So the director and his co-writer Ari Handel have added to it and instead of fast-tracking to the visually spectacular flood and lots of animals, we get what feels like 40 days and 40 nights of environmentalist chest beating, a non-committal view of evolution and the Transformers, here rechristened as the Watchers. They are a band of CGI fallen angels who look like barbecue briquettes but do a nice line in carpentry, which is useful when constructing an Ark.
I never tire of the rugged Russell Crowe, though I'm sure even he must have had doubts about playing Noah as a strict vegetarian in Aronofsky's landscape with no plants. Small wonder his wife Naameh (Jennifer Connelly) and their sons Shem (Douglas Booth), Ham (Logan Lerman) and Japheth (Leo McHugh Carroll) look so miserable. That misery persists when the younger boys discover they are boarding the Ark without female companions. I'm sure they got to travel with their spouses in the original version.

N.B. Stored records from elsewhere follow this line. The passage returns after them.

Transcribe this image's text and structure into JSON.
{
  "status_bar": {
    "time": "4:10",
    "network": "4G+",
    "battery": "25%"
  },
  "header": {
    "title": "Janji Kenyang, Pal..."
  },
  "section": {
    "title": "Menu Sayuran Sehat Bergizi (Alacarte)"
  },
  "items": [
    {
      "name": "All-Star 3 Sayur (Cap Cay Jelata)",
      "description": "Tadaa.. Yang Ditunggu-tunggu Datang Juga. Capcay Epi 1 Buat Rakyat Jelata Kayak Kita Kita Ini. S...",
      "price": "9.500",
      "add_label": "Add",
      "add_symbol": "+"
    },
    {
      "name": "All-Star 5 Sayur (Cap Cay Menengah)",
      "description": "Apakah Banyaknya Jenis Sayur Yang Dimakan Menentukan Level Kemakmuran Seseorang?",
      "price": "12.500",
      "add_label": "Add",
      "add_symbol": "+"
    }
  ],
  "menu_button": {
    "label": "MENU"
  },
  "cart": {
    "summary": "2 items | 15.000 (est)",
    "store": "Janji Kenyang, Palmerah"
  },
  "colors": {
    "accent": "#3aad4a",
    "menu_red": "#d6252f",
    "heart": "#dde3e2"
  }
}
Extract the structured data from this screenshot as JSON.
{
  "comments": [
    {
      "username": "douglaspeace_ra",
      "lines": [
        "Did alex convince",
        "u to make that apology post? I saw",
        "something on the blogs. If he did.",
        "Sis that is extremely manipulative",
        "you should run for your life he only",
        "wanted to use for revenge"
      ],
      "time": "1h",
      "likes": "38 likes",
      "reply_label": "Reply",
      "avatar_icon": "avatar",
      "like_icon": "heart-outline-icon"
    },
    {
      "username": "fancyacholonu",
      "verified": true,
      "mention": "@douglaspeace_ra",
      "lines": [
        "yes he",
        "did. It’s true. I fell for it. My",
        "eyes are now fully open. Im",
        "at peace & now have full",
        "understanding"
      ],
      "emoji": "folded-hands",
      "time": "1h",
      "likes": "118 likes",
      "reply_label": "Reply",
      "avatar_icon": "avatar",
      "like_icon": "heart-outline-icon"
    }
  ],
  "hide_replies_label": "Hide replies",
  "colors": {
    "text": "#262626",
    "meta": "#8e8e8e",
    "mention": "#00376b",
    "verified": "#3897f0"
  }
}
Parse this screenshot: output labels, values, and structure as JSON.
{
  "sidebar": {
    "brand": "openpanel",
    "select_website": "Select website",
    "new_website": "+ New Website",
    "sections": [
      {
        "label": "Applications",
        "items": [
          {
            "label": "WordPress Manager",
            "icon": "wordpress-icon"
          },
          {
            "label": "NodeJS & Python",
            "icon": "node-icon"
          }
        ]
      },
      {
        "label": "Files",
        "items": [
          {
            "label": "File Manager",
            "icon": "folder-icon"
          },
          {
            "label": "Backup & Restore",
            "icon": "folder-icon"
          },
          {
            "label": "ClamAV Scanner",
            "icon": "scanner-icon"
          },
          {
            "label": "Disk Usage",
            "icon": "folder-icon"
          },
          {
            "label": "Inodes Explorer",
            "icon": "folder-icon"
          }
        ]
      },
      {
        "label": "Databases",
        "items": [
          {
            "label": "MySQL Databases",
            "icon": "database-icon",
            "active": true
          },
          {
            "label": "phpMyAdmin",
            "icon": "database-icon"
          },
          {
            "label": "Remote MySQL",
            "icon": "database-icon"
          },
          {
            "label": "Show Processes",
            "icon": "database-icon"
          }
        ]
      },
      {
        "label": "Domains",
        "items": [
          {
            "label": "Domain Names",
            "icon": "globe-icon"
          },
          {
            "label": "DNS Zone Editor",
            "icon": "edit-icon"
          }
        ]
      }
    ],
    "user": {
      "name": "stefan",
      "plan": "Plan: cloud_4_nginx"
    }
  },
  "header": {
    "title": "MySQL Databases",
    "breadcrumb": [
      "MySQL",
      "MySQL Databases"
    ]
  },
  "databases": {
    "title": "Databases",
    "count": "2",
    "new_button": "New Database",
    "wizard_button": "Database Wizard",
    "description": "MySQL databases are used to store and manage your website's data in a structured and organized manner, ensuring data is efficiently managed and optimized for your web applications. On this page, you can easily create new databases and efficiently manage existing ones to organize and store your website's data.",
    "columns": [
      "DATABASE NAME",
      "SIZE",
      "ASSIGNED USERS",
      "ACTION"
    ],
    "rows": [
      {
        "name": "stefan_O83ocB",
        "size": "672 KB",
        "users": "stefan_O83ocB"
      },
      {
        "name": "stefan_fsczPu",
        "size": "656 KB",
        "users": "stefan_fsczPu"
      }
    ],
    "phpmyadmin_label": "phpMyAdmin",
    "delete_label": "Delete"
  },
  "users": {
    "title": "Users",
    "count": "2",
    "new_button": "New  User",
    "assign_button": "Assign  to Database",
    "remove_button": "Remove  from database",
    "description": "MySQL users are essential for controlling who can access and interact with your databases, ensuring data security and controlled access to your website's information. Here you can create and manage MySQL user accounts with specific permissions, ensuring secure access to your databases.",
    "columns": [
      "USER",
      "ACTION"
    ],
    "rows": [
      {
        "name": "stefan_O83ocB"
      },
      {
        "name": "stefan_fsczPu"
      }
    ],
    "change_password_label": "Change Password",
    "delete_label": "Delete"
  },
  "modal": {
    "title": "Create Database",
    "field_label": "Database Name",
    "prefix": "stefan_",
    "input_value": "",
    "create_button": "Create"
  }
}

Ray Winstone as covetous carnivore Tubal Cain and Sir Anthony Hopkins in a cameo as Methuselah looking like Harry Potter's servant Dobby may be reasons to see it. Or not. Only you can decide.
But if you do go along, look out for what appears to be Aronofsky's imaginative take on the origins of laying tefilin. This will surprise you, if not as much as the towering talking briquette carpenters.